BaseStreamSocketChannel half-close allows outstanding writes to complete #3148

rnro · 2025-03-18T15:40:50Z

Motivation:

At the moment half-closes are actioned immediately and fails all outstanding writes. We should refuse new writes but allow these writes to complete before completing the close.

Modifications:

Modify the PendingWritesManager internal buffer to hold an enum of either writes or close events. We use this to store the close and only action it when the preceding writes have been handled.

Result:

Outbound close should no longer fail outstanding writes

Should resolve #3139

Sources/NIOPosix/BaseStreamSocketChannel.swift

Lukasa · 2025-03-21T16:54:17Z

Sources/NIOPosix/BaseStreamSocketChannel.swift

+                let outboundCloseState = self.pendingWrites.close(promise)
+                switch outboundCloseState {
+                case .open:
+                    preconditionFailure("Close resulted in an open state, this should never happen")


Let's avoid this precondition failure. Instead, we should produce an error just before line 219, and go ahead and close outbound anyway. We can then drop this to assertionFailure so that it crashes in testing.

Lukasa · 2025-03-21T16:55:28Z

Sources/NIOPosix/BaseStreamSocketChannel.swift

+                    self.pendingWrites.outboundCloseState = .closed
+                case .closed:
+                    ()  // nothing to do
+                }

                self.pipeline.fireUserInboundEventTriggered(ChannelEvent.outputClosed)


This user event now triggers unconditionally, and at the wrong time. It should trigger only after the shutdown. Also, don't forget the unregister for writable

Lukasa · 2025-03-21T16:57:32Z

Sources/NIOPosix/PendingWritesManager.swift

+            case .readyForClose:
+                ()
+            case .pending, .closed:
+                preconditionFailure("close called on channel in unexpected state: \(self.outboundCloseState)")


This is a touch nerve wracking. I can't see any reason this is actually impossible: I think if the user called close(mode: .output) twice in a row without the close having happened, they'd trap here. The same is true for the closed state.

More broadly, we have to tolerate the user doing this more than once. It's an error if they do, but that's ok.

I've attempted account for tolerating being called more than once by cascading promises.

Lukasa · 2025-03-21T16:58:13Z

Sources/NIOPosix/PendingWritesManager.swift

+            case .open:
+                self.outboundCloseState = .readyForClose(promise)
+            case .readyForClose:
+                ()


This code path leaks the promise.

Generally speaking, at this point we've taken ownership of the promise. It's our responsibility to do something with it, which we must do on all code paths.

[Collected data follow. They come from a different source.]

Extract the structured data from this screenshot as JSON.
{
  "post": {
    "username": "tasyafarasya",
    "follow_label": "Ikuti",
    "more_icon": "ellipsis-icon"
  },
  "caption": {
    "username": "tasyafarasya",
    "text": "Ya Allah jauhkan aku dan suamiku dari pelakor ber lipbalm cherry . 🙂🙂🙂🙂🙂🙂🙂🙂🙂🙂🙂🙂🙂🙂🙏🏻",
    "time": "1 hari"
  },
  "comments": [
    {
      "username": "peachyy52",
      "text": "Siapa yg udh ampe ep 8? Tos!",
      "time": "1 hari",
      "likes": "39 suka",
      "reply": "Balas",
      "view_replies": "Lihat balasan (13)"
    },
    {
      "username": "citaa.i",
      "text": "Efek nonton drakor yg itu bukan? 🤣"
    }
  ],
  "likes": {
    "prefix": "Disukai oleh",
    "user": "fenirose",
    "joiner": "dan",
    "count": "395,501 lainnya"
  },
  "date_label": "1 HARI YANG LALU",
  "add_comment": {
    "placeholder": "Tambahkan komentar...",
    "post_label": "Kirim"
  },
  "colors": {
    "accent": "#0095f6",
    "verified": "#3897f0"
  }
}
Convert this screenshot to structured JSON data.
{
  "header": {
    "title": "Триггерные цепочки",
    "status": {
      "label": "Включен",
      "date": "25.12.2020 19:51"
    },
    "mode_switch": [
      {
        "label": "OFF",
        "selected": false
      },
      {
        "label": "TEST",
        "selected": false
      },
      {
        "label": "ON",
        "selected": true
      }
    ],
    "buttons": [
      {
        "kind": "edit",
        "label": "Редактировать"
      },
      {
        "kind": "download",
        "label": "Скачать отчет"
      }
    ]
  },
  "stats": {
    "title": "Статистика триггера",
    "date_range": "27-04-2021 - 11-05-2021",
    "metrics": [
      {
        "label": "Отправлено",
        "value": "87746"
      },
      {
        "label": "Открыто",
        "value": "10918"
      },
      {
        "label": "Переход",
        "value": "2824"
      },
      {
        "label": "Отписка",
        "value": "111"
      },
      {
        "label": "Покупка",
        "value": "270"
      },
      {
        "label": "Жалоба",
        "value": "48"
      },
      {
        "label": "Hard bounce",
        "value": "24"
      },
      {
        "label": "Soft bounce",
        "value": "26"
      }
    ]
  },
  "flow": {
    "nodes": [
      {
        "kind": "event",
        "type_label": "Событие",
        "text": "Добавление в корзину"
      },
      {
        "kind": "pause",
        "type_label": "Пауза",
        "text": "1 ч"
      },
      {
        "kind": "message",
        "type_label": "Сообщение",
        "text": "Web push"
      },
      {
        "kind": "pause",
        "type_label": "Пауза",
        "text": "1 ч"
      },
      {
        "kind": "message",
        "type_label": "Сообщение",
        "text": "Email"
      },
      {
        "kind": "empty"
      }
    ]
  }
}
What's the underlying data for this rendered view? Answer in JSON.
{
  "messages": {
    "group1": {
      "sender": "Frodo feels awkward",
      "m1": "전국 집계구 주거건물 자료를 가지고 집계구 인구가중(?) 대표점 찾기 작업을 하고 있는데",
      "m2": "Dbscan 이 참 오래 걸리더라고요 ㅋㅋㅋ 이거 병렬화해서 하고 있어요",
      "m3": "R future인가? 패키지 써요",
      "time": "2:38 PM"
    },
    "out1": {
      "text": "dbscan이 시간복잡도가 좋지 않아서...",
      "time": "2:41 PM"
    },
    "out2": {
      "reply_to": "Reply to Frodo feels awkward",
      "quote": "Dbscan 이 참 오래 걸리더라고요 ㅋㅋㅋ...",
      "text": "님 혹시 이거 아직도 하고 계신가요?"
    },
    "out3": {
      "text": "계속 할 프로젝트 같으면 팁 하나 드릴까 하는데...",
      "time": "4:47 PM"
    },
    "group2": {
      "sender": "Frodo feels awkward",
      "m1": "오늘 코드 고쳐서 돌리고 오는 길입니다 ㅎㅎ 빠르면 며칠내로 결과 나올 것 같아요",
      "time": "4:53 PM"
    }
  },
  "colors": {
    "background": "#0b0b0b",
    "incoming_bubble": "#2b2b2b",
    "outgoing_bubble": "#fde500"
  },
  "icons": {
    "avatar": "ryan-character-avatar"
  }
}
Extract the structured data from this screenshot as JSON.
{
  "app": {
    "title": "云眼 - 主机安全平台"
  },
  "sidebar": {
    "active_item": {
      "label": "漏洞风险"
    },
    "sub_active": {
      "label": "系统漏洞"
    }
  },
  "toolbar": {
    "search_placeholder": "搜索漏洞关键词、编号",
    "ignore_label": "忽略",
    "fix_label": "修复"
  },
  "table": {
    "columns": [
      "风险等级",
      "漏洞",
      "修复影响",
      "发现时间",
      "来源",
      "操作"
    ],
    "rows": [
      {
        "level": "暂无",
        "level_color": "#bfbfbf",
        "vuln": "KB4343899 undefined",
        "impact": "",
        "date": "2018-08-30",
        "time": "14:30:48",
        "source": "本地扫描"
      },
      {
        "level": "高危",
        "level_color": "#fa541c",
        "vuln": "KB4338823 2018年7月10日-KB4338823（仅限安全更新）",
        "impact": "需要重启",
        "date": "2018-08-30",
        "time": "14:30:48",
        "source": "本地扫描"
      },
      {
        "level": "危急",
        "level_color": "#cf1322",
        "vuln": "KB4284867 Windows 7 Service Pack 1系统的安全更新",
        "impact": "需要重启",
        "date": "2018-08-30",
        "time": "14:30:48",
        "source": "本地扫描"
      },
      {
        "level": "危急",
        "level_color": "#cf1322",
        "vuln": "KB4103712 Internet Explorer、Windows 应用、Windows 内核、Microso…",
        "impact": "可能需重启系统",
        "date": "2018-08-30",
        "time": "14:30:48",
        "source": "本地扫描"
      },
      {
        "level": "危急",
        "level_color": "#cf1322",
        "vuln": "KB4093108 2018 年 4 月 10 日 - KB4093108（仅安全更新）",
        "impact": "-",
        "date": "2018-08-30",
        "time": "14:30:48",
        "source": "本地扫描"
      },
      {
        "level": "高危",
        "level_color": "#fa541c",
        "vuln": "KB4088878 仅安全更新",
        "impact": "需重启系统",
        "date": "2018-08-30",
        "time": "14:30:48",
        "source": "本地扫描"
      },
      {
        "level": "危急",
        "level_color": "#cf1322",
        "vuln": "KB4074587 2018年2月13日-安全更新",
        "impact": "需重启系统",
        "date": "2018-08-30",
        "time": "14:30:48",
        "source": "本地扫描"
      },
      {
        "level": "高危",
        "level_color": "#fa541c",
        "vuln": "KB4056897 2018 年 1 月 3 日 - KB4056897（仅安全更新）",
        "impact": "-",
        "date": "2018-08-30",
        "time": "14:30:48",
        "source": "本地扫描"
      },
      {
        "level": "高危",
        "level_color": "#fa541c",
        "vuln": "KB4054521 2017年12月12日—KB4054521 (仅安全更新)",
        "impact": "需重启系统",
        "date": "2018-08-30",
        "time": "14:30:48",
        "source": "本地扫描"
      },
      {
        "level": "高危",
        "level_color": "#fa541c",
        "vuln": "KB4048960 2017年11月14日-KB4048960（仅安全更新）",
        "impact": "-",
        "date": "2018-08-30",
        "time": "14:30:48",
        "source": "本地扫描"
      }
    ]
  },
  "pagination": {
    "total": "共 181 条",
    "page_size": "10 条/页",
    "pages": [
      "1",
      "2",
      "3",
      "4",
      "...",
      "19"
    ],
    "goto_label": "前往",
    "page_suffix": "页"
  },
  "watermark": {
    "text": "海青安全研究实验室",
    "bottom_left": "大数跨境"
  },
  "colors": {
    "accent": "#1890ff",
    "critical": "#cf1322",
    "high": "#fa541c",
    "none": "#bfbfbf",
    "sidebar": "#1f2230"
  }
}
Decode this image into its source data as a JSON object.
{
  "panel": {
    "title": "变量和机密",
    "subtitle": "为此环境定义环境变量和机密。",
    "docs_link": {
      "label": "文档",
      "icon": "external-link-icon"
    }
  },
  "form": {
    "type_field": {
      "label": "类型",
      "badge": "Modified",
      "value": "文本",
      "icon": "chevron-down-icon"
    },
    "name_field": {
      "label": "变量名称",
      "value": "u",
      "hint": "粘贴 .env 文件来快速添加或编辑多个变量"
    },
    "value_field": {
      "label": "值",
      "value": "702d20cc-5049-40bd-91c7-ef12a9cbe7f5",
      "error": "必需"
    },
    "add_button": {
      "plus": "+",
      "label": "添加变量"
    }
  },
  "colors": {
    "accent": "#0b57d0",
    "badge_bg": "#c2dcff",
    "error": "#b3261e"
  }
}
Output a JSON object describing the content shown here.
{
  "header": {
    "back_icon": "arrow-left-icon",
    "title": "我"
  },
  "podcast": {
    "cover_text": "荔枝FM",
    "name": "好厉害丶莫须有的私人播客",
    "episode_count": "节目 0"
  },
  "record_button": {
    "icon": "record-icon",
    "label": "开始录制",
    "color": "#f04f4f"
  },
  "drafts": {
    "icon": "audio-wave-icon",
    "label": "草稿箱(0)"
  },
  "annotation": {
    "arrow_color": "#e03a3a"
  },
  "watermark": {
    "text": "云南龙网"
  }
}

I've changed the API of this object so that the promise is never surfaced after it has been passed in. The promise must be completed by a call to `closeComplete.

Sources/NIOPosix/PendingWritesManager.swift

Lukasa · 2025-03-21T16:58:50Z

Sources/NIOPosix/PendingWritesManager.swift

@@ -310,6 +321,8 @@ final class PendingStreamWritesManager: PendingWritesManager {

    private(set) var isOpen = true

+    internal var outboundCloseState: CloseState = .open


I think we need a very good reason to have this be anything but private(set).

Lukasa · 2025-03-21T16:59:27Z

Sources/NIOPosix/BaseSocketChannel.swift

+                case .open, .pending:
+                    ()
+                case .readyForClose(let eventLoopPromise):
+                    // TODO: it doesn't seem right that I have to pass an error in here)


Sources/NIOPosix/BaseStreamSocketChannel.swift

Lukasa · 2025-03-21T17:08:52Z

Sources/NIOPosix/PendingWritesManager.swift

+                }
+
+            case .couldNotWriteEverything:
+                ()


This one also feels like it is worth an assertionFailure.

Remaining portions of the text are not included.